Thursday’s YouTube interview was promoted as “Return of the Silverback” (AMC investors refer to themselves as “apes,” making Aron the chief gorilla). During the chat, Aron talks about AMC's finances from the $239 million in cash it received from Mudrick Capital to the $500 million it announced on Thursday was raised from selling 11.5 million shares, as well as plans for future moves that would create "genuine value" for shareholders. At one point during the interview, the camera falls over and reveals Aron’s bare thighs for a moment before he quickly readjusts it.

It’s unclear if Aron is wearing underwear or simply very, very short shorts. But one thing is for sure: he is not wearing pants. 

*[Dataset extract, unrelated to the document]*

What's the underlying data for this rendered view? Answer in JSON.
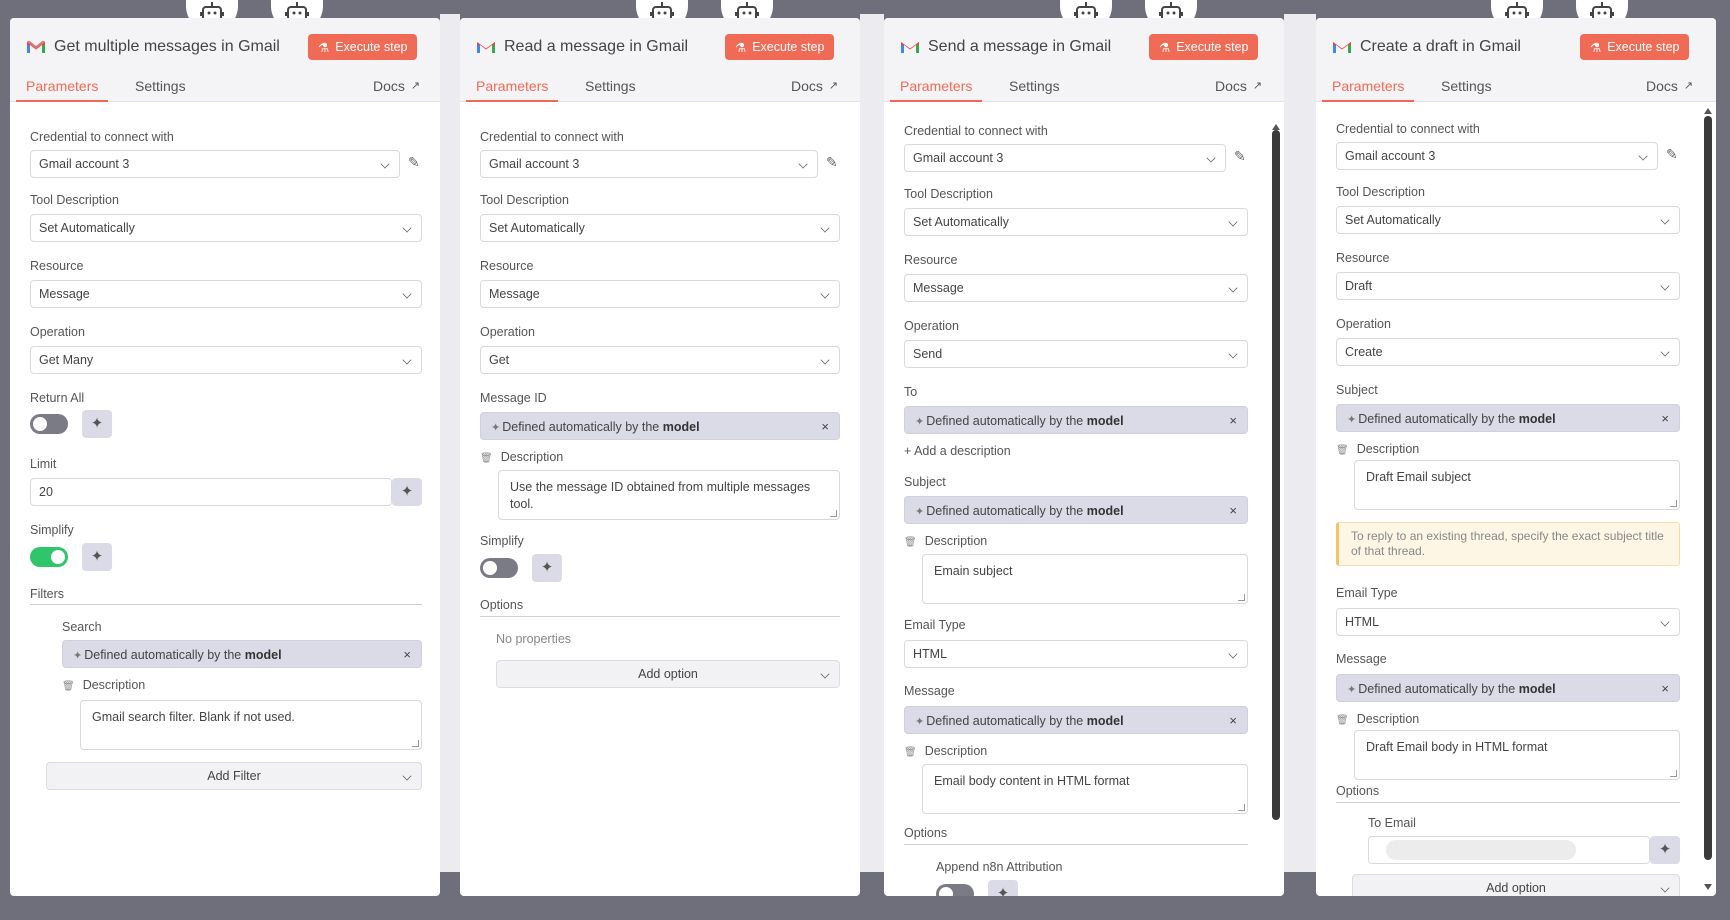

Spokespeople for AMC did not return Motherboard’s request for comment to clarify Aron’s strategy of engaging retail investors with a YouTube interview, and whether he was wearing underwear or shorts. 

It’s a remarkable moment when one considers everything leading up to this. Aron became CEO of Norwegian Cruise Line in 1993, a decade before Skype was founded. He navigated the corporate world for years before landing at AMC in 2015, presiding over a slow and steady decline in stock price until this year, when retail investors piled in. Now, Aron is a god among Redditors and doing interviews with YouTubers, finally culminating in Thursday’s incident.

In the promotion for the most recent interview, Collins makes it pretty clear his inspiration for the channel and the community he's built around himself comes from WallStreetBets, GameStop investor u/DeepFuckingValue, and the host of apes that regularly pour their life savings into stocks because of a whim, research, or memes.

Similar to DeepFuckingValue’s GameStop thesis, Collins thinks AMC stock has been undervalued in part because of financial woes and ravenous short sellers, and the recent price rally could be to its advantage. 

In this past quarter, AMC has raised well over $1 billion from stock sales alone and is asking investors to let it sell more stock. While a plan to sell 500 million shares was shot down, Aron is reportedly moving ahead to propose a plan where a meager 25 million new shares are issued and sold. This would dilute value for shareholders, but it could capitalize on the frenzy to raise funds that could then be used to finance acquisitions, pay down debt, and cover rent. Then, AMC could find itself in much better financial straits than it was earlier in the pandemic when bankruptcy seemed likely. Or so the thinking goes.

Thursday’s interview is a bit absurd, but notable in that you have the head of a major corporation offering seemingly unprecedented access to a large audience of investors tied together by a desperate desire to make money, shitpost, hurt hedge funds, and learn more about what to do next with their money. It also turned into a chance for Aron to more directly make the case for the aforementioned proposal to issue and sell millions more shares. In the interview, Aron again tried to convince the audience that his next move―issuing millions more shares to raise even more capital―was in everyone's interests even if it would dilute the value of existing shares.

“If you arm us with the tool — meaning stock as the tool — to go find value-creating opportunities for AMC shareholders, we can do that,” Aron said. “If we are not armed with this tool, then you’re tying our hands behind our back and you’ll make it just that much harder for us to land some of these attractive opportunities that could benefit us all.”

But for many Redditors, the focus of the interview was elsewhere. A post on r/WallStreetBets titled “AMC CEO shows us he isnt wearing pants…” and featuring a clip from the interview currently has nearly 43,000 points.